Friday, June 15, 2007
Ingo's house in Bel Air, met through Warm Showers. Ingo and his wife biked from Fort Meyers, Florida to Bel Air, MD in 2000 on a recumbent tandem with a one-wheeled trailer (BOB yak). They have been wonderful hosts--thank you so much!
The road I chose to take out of Baltimore, Pulaski Highway, turned out to have a bike lane! The shoulder was clearly marked. I thank the advocates that established this signage and markings. I recommend Pulaski Highway to all cyclists for its wide, bike lane/bike route-marked shoulders, gentle hills, and straightness.
Heading out of Baltimore, I snapped a shot of this guy's house with a great Baltimore-themed mural painted on the side. Thanks, guy, and nice mural!
Maryland blue-crab is a ubiquitous icon around Baltimore.

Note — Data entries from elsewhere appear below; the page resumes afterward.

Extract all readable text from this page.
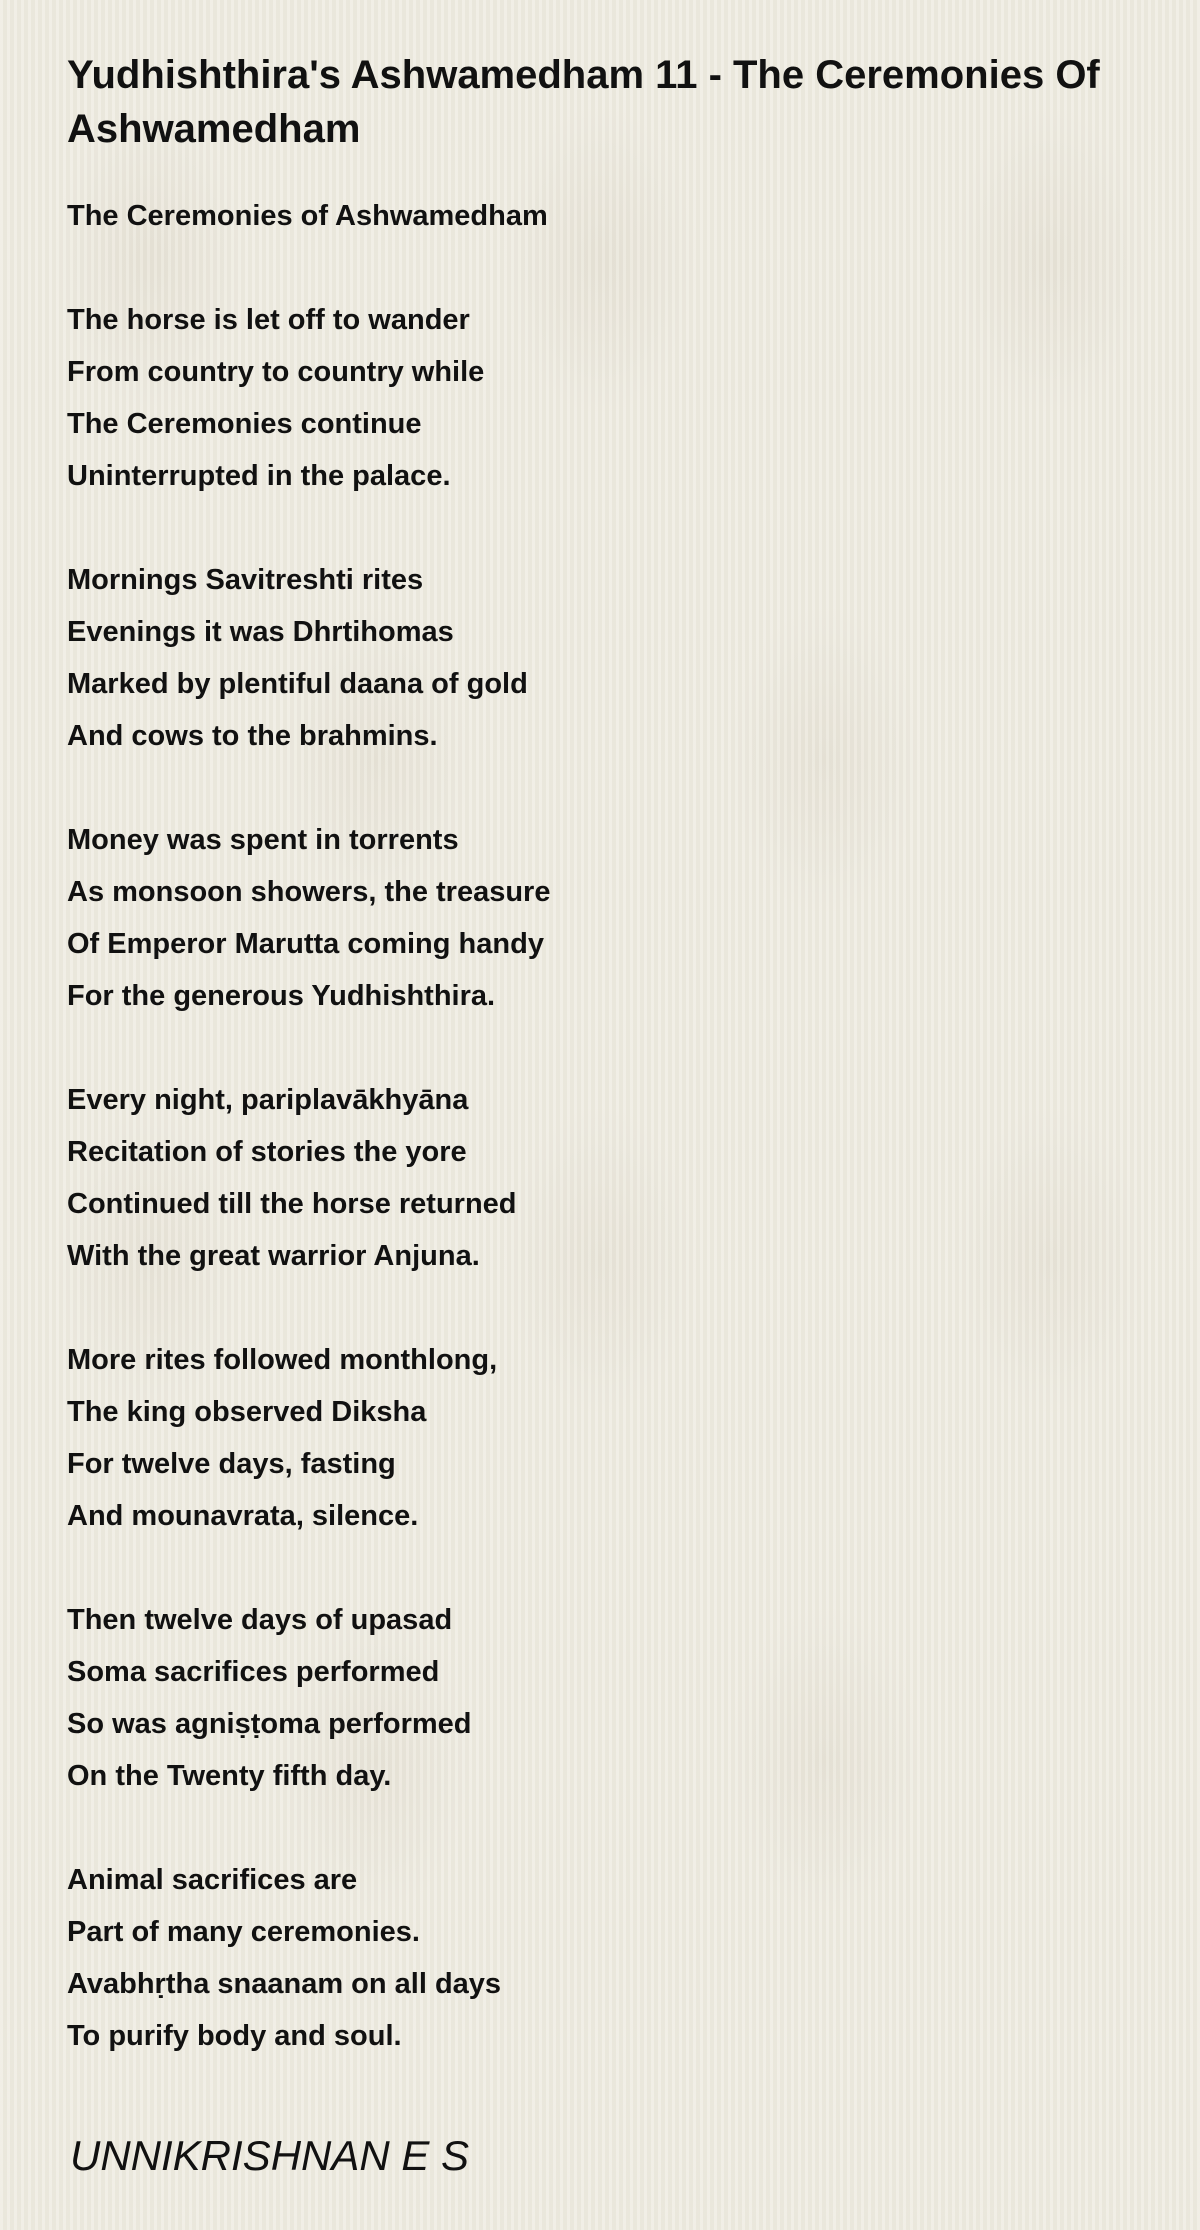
Yudhishthira's Ashwamedham 11 - The Ceremonies Of Ashwamedham
The Ceremonies of Ashwamedham
The horse is let off to wander
From country to country while
The Ceremonies continue
Uninterrupted in the palace.
Mornings Savitreshti rites
Evenings it was Dhrtihomas
Marked by plentiful daana of gold
And cows to the brahmins.
Money was spent in torrents
As monsoon showers, the treasure
Of Emperor Marutta coming handy
For the generous Yudhishthira.
Every night, pariplavākhyāna
Recitation of stories the yore
Continued till the horse returned
With the great warrior Anjuna.
More rites followed monthlong,
The king observed Diksha
For twelve days, fasting
And mounavrata, silence.
Then twelve days of upasad
Soma sacrifices performed
So was agniṣṭoma performed
On the Twenty fifth day.
Animal sacrifices are
Part of many ceremonies.
Avabhṛtha snaanam on all days
To purify body and soul.
UNNIKRISHNAN E S
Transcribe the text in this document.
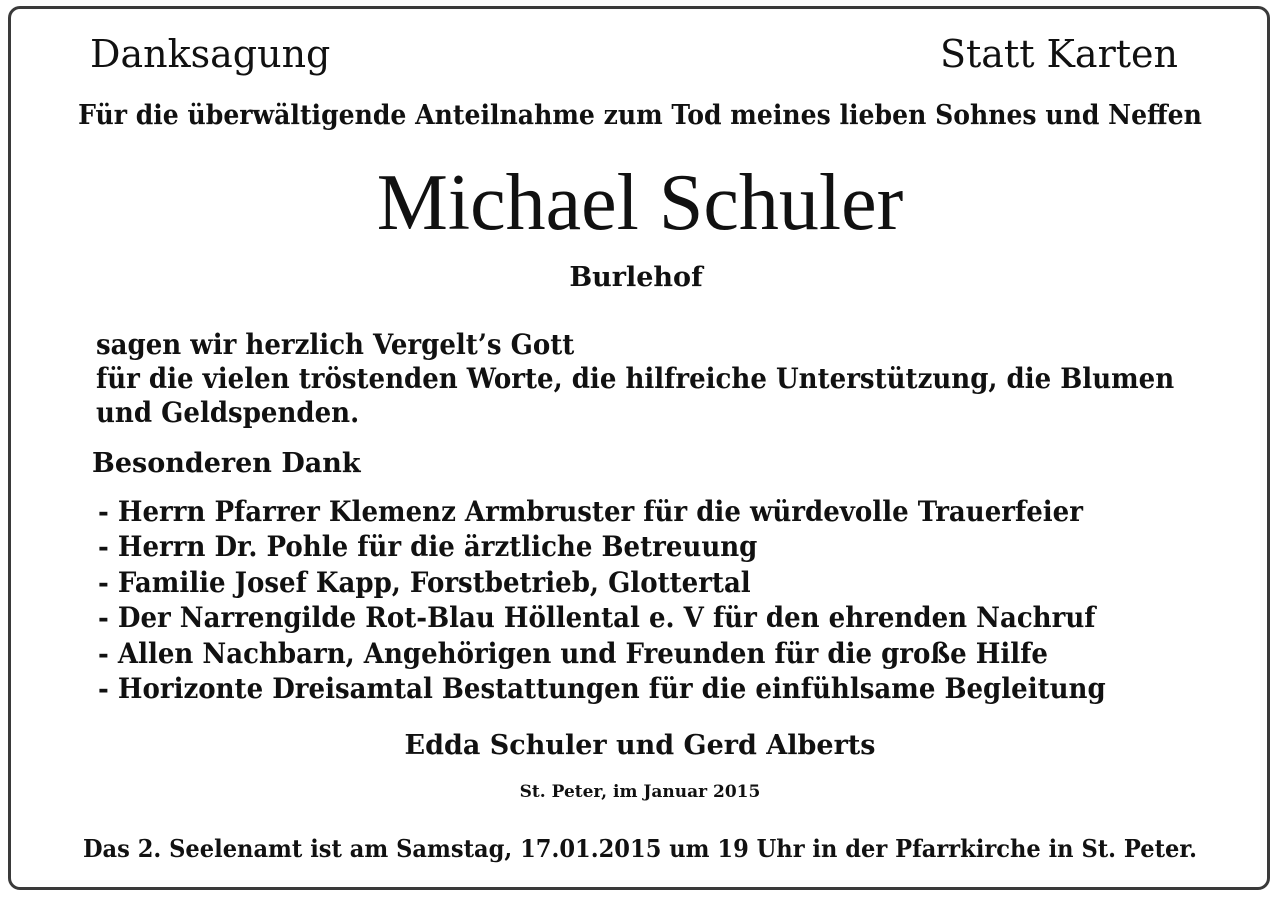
Danksagung	Statt Karten
Für die überwältigende Anteilnahme zum Tod meines lieben Sohnes und Neffen
Michael Schuler
Burlehof
sagen wir herzlich Vergelt’s Gott
für die vielen tröstenden Worte, die hilfreiche Unterstützung, die Blumen
und Geldspenden.
Besonderen Dank
- Herrn Pfarrer Klemenz Armbruster für die würdevolle Trauerfeier
- Herrn Dr. Pohle für die ärztliche Betreuung
- Familie Josef Kapp, Forstbetrieb, Glottertal
- Der Narrengilde Rot-Blau Höllental e. V für den ehrenden Nachruf
- Allen Nachbarn, Angehörigen und Freunden für die große Hilfe
- Horizonte Dreisamtal Bestattungen für die einfühlsame Begleitung
Edda Schuler und Gerd Alberts
St. Peter, im Januar 2015
Das 2. Seelenamt ist am Samstag, 17.01.2015 um 19 Uhr in der Pfarrkirche in St. Peter.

Today's journey was good. Thirty-three miles. If I were driving a car that got 22 mpg, I would have used a gallon and a half of gasoline today. That would have cost me $4.50, and I would have emitted 30 lbs of CO2. It costs about 50 cents per mile to drive a car if you include gas, insurance, etc. So that would be about $16.50 I saved. And then to offset the CO2, it costs $4/ton of CO2 offset. I would have emitted 0.015 tons, so that would be like 6 cents to offset that amount of CO2. Which gets me thinking, it would cost about 4 cents to offset the CO2 emissions from burning a gallon of gas.